Surge in Auto Stocks Amid Market Jitters: A Closer Look
The Indian stock market opened flat amid concerns over rising H-1B visa costs affecting the IT sector. While analysts foresee supportive factors such as GST reforms and a normal monsoon boosting consumption, the auto sector emerged as a significant gainer, driven by robust customer demand and improved sentiment.

- Country:
- India
The Indian stock market experienced a mixed opening on Tuesday, with significant focus on the ongoing volatility. Both benchmark indices began the day on a flat note, grappling with the impact of increased H-1B visa costs on the technology sector. The Nifty 50 index started at 25,209 points, a slight increase of 6.65 points or 0.03 percent, while the BSE Sensex slipped marginally by 12.60 points or 0.02 percent to open at 82,147.37.
Despite the present volatility, market analysts anticipate that initiatives such as GST rationalization, favorable weather conditions, and incentives will support consumption. Moreover, foreign investors, having been net sellers recently, are showing signs of returning, propelled by expectations of earnings upgrades later in the fiscal year. Analysts believe that consumption-oriented sectors may draw more attention, lending crucial support in the short term.

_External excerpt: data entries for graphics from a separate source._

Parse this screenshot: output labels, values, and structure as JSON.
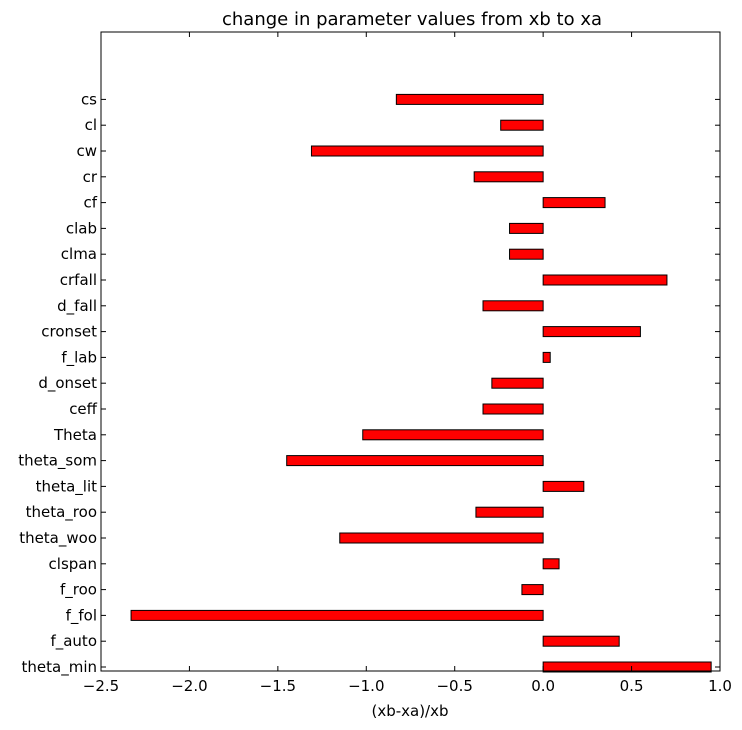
{
  "chart_data": {
    "type": "bar",
    "orientation": "horizontal",
    "title": "change in parameter values from xb to xa",
    "xlabel": "(xb-xa)/xb",
    "ylabel": "",
    "xlim": [
      -2.5,
      1.0
    ],
    "xticks": [
      -2.5,
      -2.0,
      -1.5,
      -1.0,
      -0.5,
      0.0,
      0.5,
      1.0
    ],
    "xtick_labels": [
      "−2.5",
      "−2.0",
      "−1.5",
      "−1.0",
      "−0.5",
      "0.0",
      "0.5",
      "1.0"
    ],
    "bar_color": "#ff0000",
    "grid": false,
    "categories": [
      "theta_min",
      "f_auto",
      "f_fol",
      "f_roo",
      "clspan",
      "theta_woo",
      "theta_roo",
      "theta_lit",
      "theta_som",
      "Theta",
      "ceff",
      "d_onset",
      "f_lab",
      "cronset",
      "d_fall",
      "crfall",
      "clma",
      "clab",
      "cf",
      "cr",
      "cw",
      "cl",
      "cs"
    ],
    "values": [
      0.95,
      0.43,
      -2.33,
      -0.12,
      0.09,
      -1.15,
      -0.38,
      0.23,
      -1.45,
      -1.02,
      -0.34,
      -0.29,
      0.04,
      0.55,
      -0.34,
      0.7,
      -0.19,
      -0.19,
      0.35,
      -0.39,
      -1.31,
      -0.24,
      -0.83
    ]
  }
}
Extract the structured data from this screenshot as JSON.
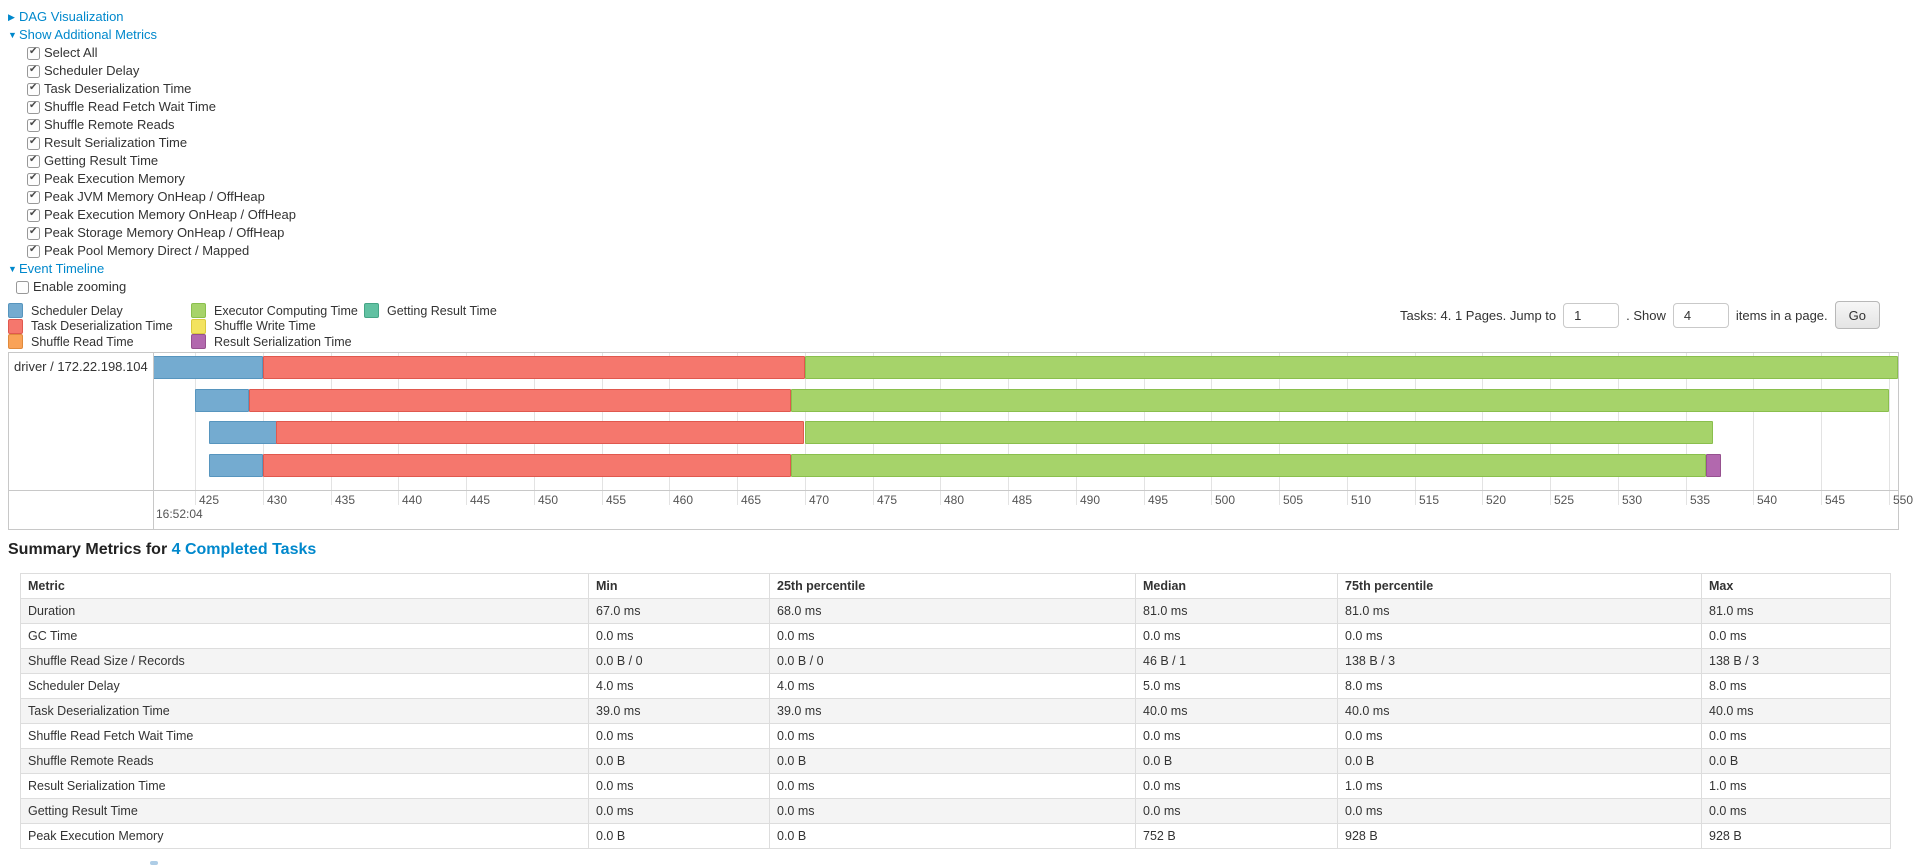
{
  "top": {
    "dag_label": "DAG Visualization",
    "metrics_header": "Show Additional Metrics",
    "metrics_items": [
      "Select All",
      "Scheduler Delay",
      "Task Deserialization Time",
      "Shuffle Read Fetch Wait Time",
      "Shuffle Remote Reads",
      "Result Serialization Time",
      "Getting Result Time",
      "Peak Execution Memory",
      "Peak JVM Memory OnHeap / OffHeap",
      "Peak Execution Memory OnHeap / OffHeap",
      "Peak Storage Memory OnHeap / OffHeap",
      "Peak Pool Memory Direct / Mapped"
    ],
    "event_timeline_label": "Event Timeline",
    "enable_zooming_label": "Enable zooming"
  },
  "colors": {
    "link": "#0088cc",
    "scheduler_delay": {
      "fill": "#74abd0",
      "border": "#5795be"
    },
    "task_deserialization": {
      "fill": "#f5776d",
      "border": "#e0584e"
    },
    "shuffle_read": {
      "fill": "#f9a257",
      "border": "#e08a3c"
    },
    "executor_computing": {
      "fill": "#a6d36a",
      "border": "#8abf4d"
    },
    "shuffle_write": {
      "fill": "#f3e35f",
      "border": "#d9c93f"
    },
    "result_serialization": {
      "fill": "#b268ae",
      "border": "#96518f"
    },
    "getting_result": {
      "fill": "#61c1a2",
      "border": "#45a586"
    }
  },
  "legend": {
    "columns": [
      [
        {
          "label": "Scheduler Delay",
          "key": "scheduler_delay"
        },
        {
          "label": "Task Deserialization Time",
          "key": "task_deserialization"
        },
        {
          "label": "Shuffle Read Time",
          "key": "shuffle_read"
        }
      ],
      [
        {
          "label": "Executor Computing Time",
          "key": "executor_computing"
        },
        {
          "label": "Shuffle Write Time",
          "key": "shuffle_write"
        },
        {
          "label": "Result Serialization Time",
          "key": "result_serialization"
        }
      ],
      [
        {
          "label": "Getting Result Time",
          "key": "getting_result"
        }
      ]
    ]
  },
  "pagination": {
    "tasks_text": "Tasks: 4. 1 Pages. Jump to",
    "jump_value": "1",
    "show_text": ". Show",
    "show_value": "4",
    "items_text": "items in a page.",
    "go_label": "Go"
  },
  "chart_data": {
    "type": "timeline",
    "group_label": "driver / 172.22.198.104",
    "axis": {
      "tick_start": 425,
      "tick_end": 550,
      "tick_step": 5,
      "base_time_label": "16:52:04",
      "unit": "milliseconds within second 16:52:04",
      "visible_range": [
        421.9,
        550.9
      ]
    },
    "tasks": [
      {
        "segments": [
          {
            "key": "scheduler_delay",
            "start": 421.9,
            "end": 430.0
          },
          {
            "key": "task_deserialization",
            "start": 430.0,
            "end": 470.0
          },
          {
            "key": "executor_computing",
            "start": 470.0,
            "end": 551.0
          }
        ]
      },
      {
        "segments": [
          {
            "key": "scheduler_delay",
            "start": 425.0,
            "end": 429.0
          },
          {
            "key": "task_deserialization",
            "start": 429.0,
            "end": 469.0
          },
          {
            "key": "executor_computing",
            "start": 469.0,
            "end": 550.0
          }
        ]
      },
      {
        "segments": [
          {
            "key": "scheduler_delay",
            "start": 426.0,
            "end": 431.0
          },
          {
            "key": "task_deserialization",
            "start": 431.0,
            "end": 470.0
          },
          {
            "key": "executor_computing",
            "start": 470.0,
            "end": 537.0
          }
        ]
      },
      {
        "segments": [
          {
            "key": "scheduler_delay",
            "start": 426.0,
            "end": 430.0
          },
          {
            "key": "task_deserialization",
            "start": 430.0,
            "end": 469.0
          },
          {
            "key": "executor_computing",
            "start": 469.0,
            "end": 536.5
          },
          {
            "key": "result_serialization",
            "start": 536.5,
            "end": 537.6
          }
        ]
      }
    ]
  },
  "summary": {
    "heading_prefix": "Summary Metrics for",
    "heading_link": "4 Completed Tasks",
    "table": {
      "headers": [
        "Metric",
        "Min",
        "25th percentile",
        "Median",
        "75th percentile",
        "Max"
      ],
      "rows": [
        [
          "Duration",
          "67.0 ms",
          "68.0 ms",
          "81.0 ms",
          "81.0 ms",
          "81.0 ms"
        ],
        [
          "GC Time",
          "0.0 ms",
          "0.0 ms",
          "0.0 ms",
          "0.0 ms",
          "0.0 ms"
        ],
        [
          "Shuffle Read Size / Records",
          "0.0 B / 0",
          "0.0 B / 0",
          "46 B / 1",
          "138 B / 3",
          "138 B / 3"
        ],
        [
          "Scheduler Delay",
          "4.0 ms",
          "4.0 ms",
          "5.0 ms",
          "8.0 ms",
          "8.0 ms"
        ],
        [
          "Task Deserialization Time",
          "39.0 ms",
          "39.0 ms",
          "40.0 ms",
          "40.0 ms",
          "40.0 ms"
        ],
        [
          "Shuffle Read Fetch Wait Time",
          "0.0 ms",
          "0.0 ms",
          "0.0 ms",
          "0.0 ms",
          "0.0 ms"
        ],
        [
          "Shuffle Remote Reads",
          "0.0 B",
          "0.0 B",
          "0.0 B",
          "0.0 B",
          "0.0 B"
        ],
        [
          "Result Serialization Time",
          "0.0 ms",
          "0.0 ms",
          "0.0 ms",
          "1.0 ms",
          "1.0 ms"
        ],
        [
          "Getting Result Time",
          "0.0 ms",
          "0.0 ms",
          "0.0 ms",
          "0.0 ms",
          "0.0 ms"
        ],
        [
          "Peak Execution Memory",
          "0.0 B",
          "0.0 B",
          "752 B",
          "928 B",
          "928 B"
        ]
      ]
    }
  }
}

In sectoral performance, the Nifty Auto index stood out as the top performer, witnessing a 1.72 percent rise. Maruti Suzuki shares saw a robust 2.65 percent increase, with Ashok Leyland and Tata Motors also enjoying gains. Maruti Suzuki's strong customer response, highlighted by high inquiries and vehicle deliveries, showcased the sector's vigour. Hyundai's record dealer billings further fueled positive sentiment, attributed partly to GST 2.0 reforms. Meanwhile, the Nifty IT index held steady with a minor 0.04 percent uptick, and the FMCG index faced a 0.36 percent decline amid general sectoral pressures.